Konsensuale Herrschaft bezeichnet in der Geschichtswissenschaft das Zusammenwirken von König und Fürsten als ein wesentliches Merkmal mittelalterlicher Herrschaft.

Im 19. Jahrhundert ging die Forschung noch von einem Gegensatz von König und Fürsten aus. Die nationalliberalen Historiker konzentrierten sich auf den Anteil der Fürsten am Niedergang der Königsgewalt.

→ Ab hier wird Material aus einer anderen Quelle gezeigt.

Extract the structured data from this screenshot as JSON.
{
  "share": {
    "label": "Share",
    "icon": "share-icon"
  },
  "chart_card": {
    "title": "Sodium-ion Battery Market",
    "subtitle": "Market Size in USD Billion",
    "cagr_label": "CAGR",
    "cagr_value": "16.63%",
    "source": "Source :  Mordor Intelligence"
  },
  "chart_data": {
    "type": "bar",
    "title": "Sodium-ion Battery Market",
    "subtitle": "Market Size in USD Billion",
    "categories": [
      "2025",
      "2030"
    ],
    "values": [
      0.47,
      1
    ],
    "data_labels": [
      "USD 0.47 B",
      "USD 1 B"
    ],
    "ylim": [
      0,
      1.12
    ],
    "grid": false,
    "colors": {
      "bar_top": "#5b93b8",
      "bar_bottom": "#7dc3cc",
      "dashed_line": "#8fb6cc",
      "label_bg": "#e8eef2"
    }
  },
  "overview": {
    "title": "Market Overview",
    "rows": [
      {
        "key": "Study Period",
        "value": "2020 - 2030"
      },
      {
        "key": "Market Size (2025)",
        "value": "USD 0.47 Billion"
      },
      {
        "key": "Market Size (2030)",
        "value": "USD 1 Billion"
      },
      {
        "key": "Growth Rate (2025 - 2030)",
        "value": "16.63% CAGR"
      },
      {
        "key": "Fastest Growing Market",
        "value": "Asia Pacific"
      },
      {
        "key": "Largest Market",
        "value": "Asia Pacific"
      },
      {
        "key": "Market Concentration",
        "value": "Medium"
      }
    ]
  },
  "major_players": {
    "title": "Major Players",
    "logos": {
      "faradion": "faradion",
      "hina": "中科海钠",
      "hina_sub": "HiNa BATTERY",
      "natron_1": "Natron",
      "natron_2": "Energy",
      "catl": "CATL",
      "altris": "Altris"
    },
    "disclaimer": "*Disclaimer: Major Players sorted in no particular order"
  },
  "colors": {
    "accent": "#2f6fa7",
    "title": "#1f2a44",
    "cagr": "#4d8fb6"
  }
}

In der jüngeren Forschung wird die Teilhabe der Fürsten an der Königsherrschaft als „zum selbstverständlich praktizierten konsensualen Entscheidungsgefüge“ gehörend betrachtet.[1] Königliches Handeln war auf die Zustimmung der betroffenen Großen ausgerichtet. In mündlich-persönlichen Beratungen, oft genug vorbereitet durch vertrauliche Vorerklärungen, wurde die konsensuale Bindung von Herrschaft hergestellt.[2] Versammlungen und Beratungen zur Herstellung von Konsens avancierten dadurch zu einem wichtigen mediävistischen Untersuchungsgegenstand.[3] Bei der Konsensherstellung und Beratung war die Bitte eine häufig eingesetzte Verhaltensform.[4] Hinter der Bitte stand eine massive Forderung, die praktisch den Konsens erzwang. Der Zwang wurde jedoch durch dieses Mittel verschleiert. Angesichts der Bedeutung von Ehre und Prestige gab die Bitte dem Gebetenen die Möglichkeit des großzügigen Gewährens.[5] Durch Rituale wurde konsensuale Herrschaft öffentlich in Szene gesetzt.[6] Dadurch waren alle Teilnehmer stärker an die Konsensentscheidung gebunden, da „ihr Prestige von der Einhaltung des öffentlich Bekundeten abhing“.[7] Diese Herrschaftspraxis wurde von Bernd Schneidmüller als „konsensuale Herrschaft“ bezeichnet.[8] Steffen Patzold erweiterte das Konzept der „konsensualen Herrschaft“ um den Faktor der Konkurrenz der Großen um den Zugang zum „Kreis der tonangebenden Ratgeber des Königs“.[9] Die konsensuale Herrschaftspraxis verlangte nicht den Konsens mit allen Großen, sondern mit jenen, die angesichts ihres Rangs und ihrer Präsenz am Hof tonangebend waren. Die Großen, die sich besonders zurückgesetzt fühlten, bestanden nachdrücklich auf consensus und consilium.[10] Konsensuale Herrschaft umfasst alle Einflussmöglichkeiten über Intrige und Manipulation, Begünstigung und Vorteilsnahme und ist nicht mit steter Harmonie gleichzusetzen.[11] Der Konsens konnte regelrecht erzwungen werden, auch mit Gewalt.[12] Durch die Beratung mit den geistlichen und weltlichen Großen wurde das politische Gewicht von Adel und Kirche gestärkt.[13]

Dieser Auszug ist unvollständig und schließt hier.